Abro el plano de Palma y lo extiendo como si fuera un lienzo
3D ante mis ojos. Una ciudad (al igual que una isla, un archipiélago, una
comunidad autónoma, una nación o un estado: el paraíso o el infierno de Blake o Cristóbal Serra) es una composición de lugar y vivir en ella es
sólo un laborioso ejercicio de estilo. Todo es un ejercicio de estilo.

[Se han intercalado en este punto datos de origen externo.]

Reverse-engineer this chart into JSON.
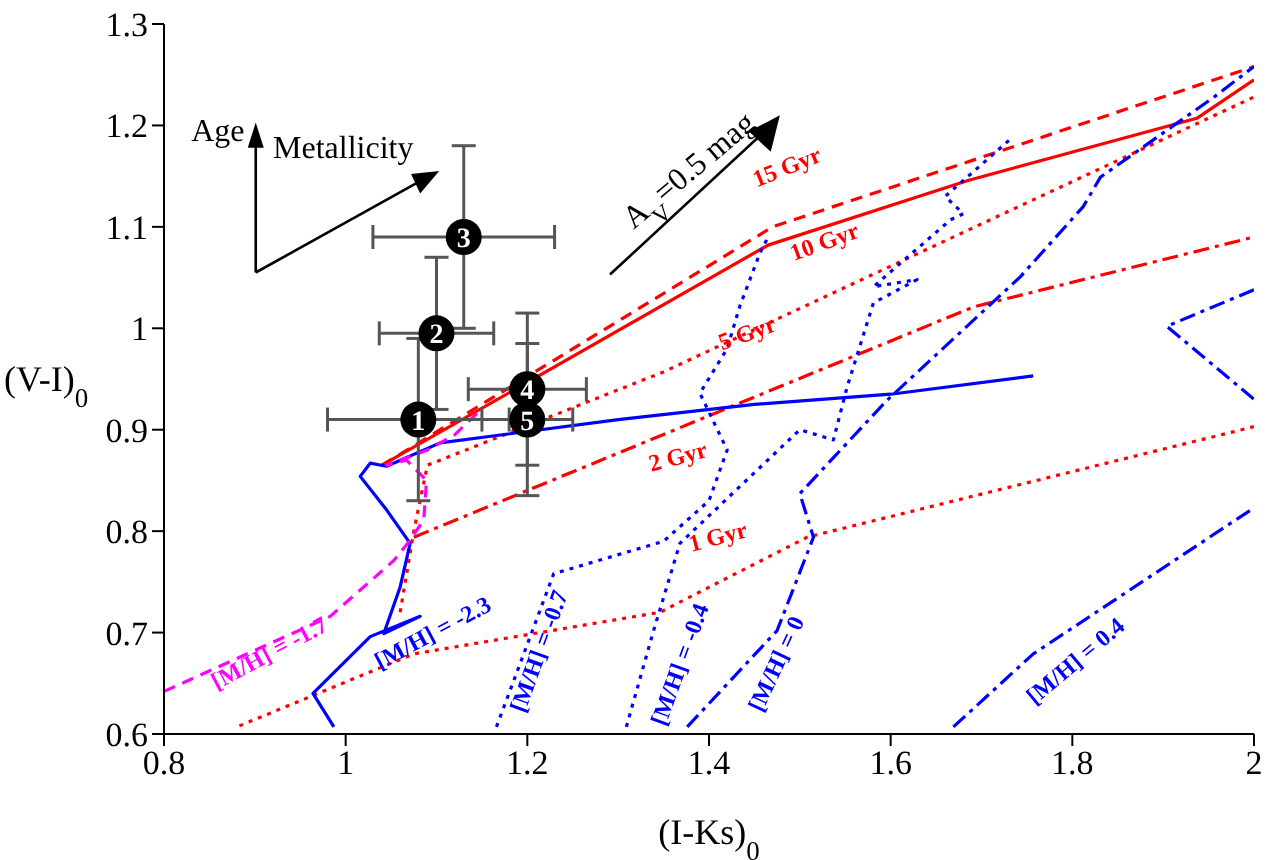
{
  "chart_data": {
    "type": "line",
    "xlabel": "(I-Ks)$_{0}$",
    "ylabel": "(V-I)$_{0}$",
    "xlim": [
      0.8,
      2
    ],
    "ylim": [
      0.6,
      1.3
    ],
    "xticks": [
      0.8,
      1,
      1.2,
      1.4,
      1.6,
      1.8,
      2
    ],
    "yticks": [
      0.6,
      0.7,
      0.8,
      0.9,
      1,
      1.1,
      1.2,
      1.3
    ],
    "marker": "none",
    "annotations": [
      "Age",
      "Metallicity",
      "A$_{V}$=0.5 mag",
      {
        "text": "1",
        "x": 1.08,
        "y": 0.91
      },
      {
        "text": "2",
        "x": 1.1,
        "y": 0.995
      },
      {
        "text": "3",
        "x": 1.13,
        "y": 1.09
      },
      {
        "text": "4",
        "x": 1.2,
        "y": 0.94
      },
      {
        "text": "5",
        "x": 1.2,
        "y": 0.91
      }
    ],
    "series": [
      {
        "name": "15 Gyr",
        "color": "#ff0000",
        "line_style": "dashed",
        "x": [
          1.04,
          1.47,
          2.0
        ],
        "values": [
          0.865,
          1.1,
          1.258
        ]
      },
      {
        "name": "10 Gyr",
        "color": "#ff0000",
        "line_style": "solid",
        "x": [
          1.04,
          1.465,
          1.686,
          1.937,
          2.0
        ],
        "values": [
          0.865,
          1.082,
          1.146,
          1.207,
          1.245
        ]
      },
      {
        "name": "5 Gyr",
        "color": "#ff0000",
        "line_style": "dotted",
        "x": [
          1.06,
          1.075,
          1.09,
          1.35,
          2.0
        ],
        "values": [
          0.72,
          0.8,
          0.865,
          0.957,
          1.228
        ]
      },
      {
        "name": "2 Gyr",
        "color": "#ff0000",
        "line_style": "dashdot",
        "x": [
          1.075,
          1.691,
          2.0
        ],
        "values": [
          0.794,
          1.021,
          1.09
        ]
      },
      {
        "name": "1 Gyr",
        "color": "#ff0000",
        "line_style": "dotted",
        "x": [
          0.883,
          1.075,
          1.346,
          1.508,
          2.0
        ],
        "values": [
          0.608,
          0.679,
          0.72,
          0.794,
          0.903
        ]
      },
      {
        "name": "[M/H] = -2.3",
        "color": "#0000ff",
        "line_style": "solid",
        "x": [
          0.987,
          0.964,
          1.027,
          1.082,
          1.042,
          1.06,
          1.071,
          1.045,
          1.016,
          1.027,
          1.045,
          1.104,
          1.3,
          1.45,
          1.6,
          1.757
        ],
        "values": [
          0.607,
          0.64,
          0.696,
          0.716,
          0.699,
          0.745,
          0.788,
          0.821,
          0.854,
          0.867,
          0.864,
          0.887,
          0.91,
          0.925,
          0.935,
          0.953
        ]
      },
      {
        "name": "[M/H] = -1.7",
        "color": "#ff00ff",
        "line_style": "dashed",
        "x": [
          0.8,
          0.983,
          1.053,
          1.07,
          1.086,
          1.089,
          1.067,
          1.045,
          1.09,
          1.12,
          1.148
        ],
        "values": [
          0.642,
          0.716,
          0.771,
          0.79,
          0.811,
          0.85,
          0.87,
          0.865,
          0.88,
          0.895,
          0.919
        ]
      },
      {
        "name": "[M/H] = -0.7",
        "color": "#0000ff",
        "line_style": "dotted",
        "x": [
          1.166,
          1.229,
          1.35,
          1.4,
          1.42,
          1.39,
          1.42,
          1.434,
          1.456,
          1.465
        ],
        "values": [
          0.607,
          0.758,
          0.79,
          0.83,
          0.88,
          0.936,
          0.98,
          1.022,
          1.074,
          1.09
        ]
      },
      {
        "name": "[M/H] = -0.4",
        "color": "#0000ff",
        "line_style": "dotted",
        "x": [
          1.309,
          1.339,
          1.368,
          1.5,
          1.537,
          1.552,
          1.581,
          1.629,
          1.581,
          1.666,
          1.68,
          1.66,
          1.735
        ],
        "values": [
          0.607,
          0.702,
          0.788,
          0.9,
          0.89,
          0.942,
          1.025,
          1.048,
          1.041,
          1.107,
          1.113,
          1.13,
          1.189
        ]
      },
      {
        "name": "[M/H] = 0",
        "color": "#0000ff",
        "line_style": "dashdot",
        "x": [
          1.376,
          1.475,
          1.515,
          1.5,
          1.596,
          1.743,
          1.812,
          1.831,
          1.956,
          2.0
        ],
        "values": [
          0.607,
          0.702,
          0.794,
          0.837,
          0.929,
          1.051,
          1.12,
          1.149,
          1.228,
          1.258
        ]
      },
      {
        "name": "[M/H] = 0.4",
        "color": "#0000ff",
        "line_style": "dashdot",
        "x": [
          1.669,
          1.757,
          2.0,
          null,
          2.0,
          1.904,
          2.0
        ],
        "values": [
          0.607,
          0.679,
          0.823,
          null,
          1.038,
          1.002,
          0.93
        ]
      },
      {
        "type": "scatter",
        "color": "#000000",
        "marker": "circle",
        "x": [
          1.08,
          1.1,
          1.13,
          1.2,
          1.2
        ],
        "values": [
          0.91,
          0.995,
          1.09,
          0.94,
          0.91
        ],
        "errors": [
          0.08,
          0.075,
          0.09,
          0.075,
          0.075
        ],
        "xerrors": [
          0.1,
          0.063,
          0.1,
          0.065,
          0.05
        ]
      }
    ]
  }
}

Escribir, pasear, incluso pensar o montar en bicicleta, por supuesto, son
ejercicios de estilo. Damos una pedalada igual que pronunciamos una palabra al
azar y la dejamos caer rodando y la perseguimos como si fuera nuestra: al
alcanzarla ya es otra y así vamos escribiendo la historia de una ciudad que
amamos más por sus muchos defectos que por sus infinitas virtudes.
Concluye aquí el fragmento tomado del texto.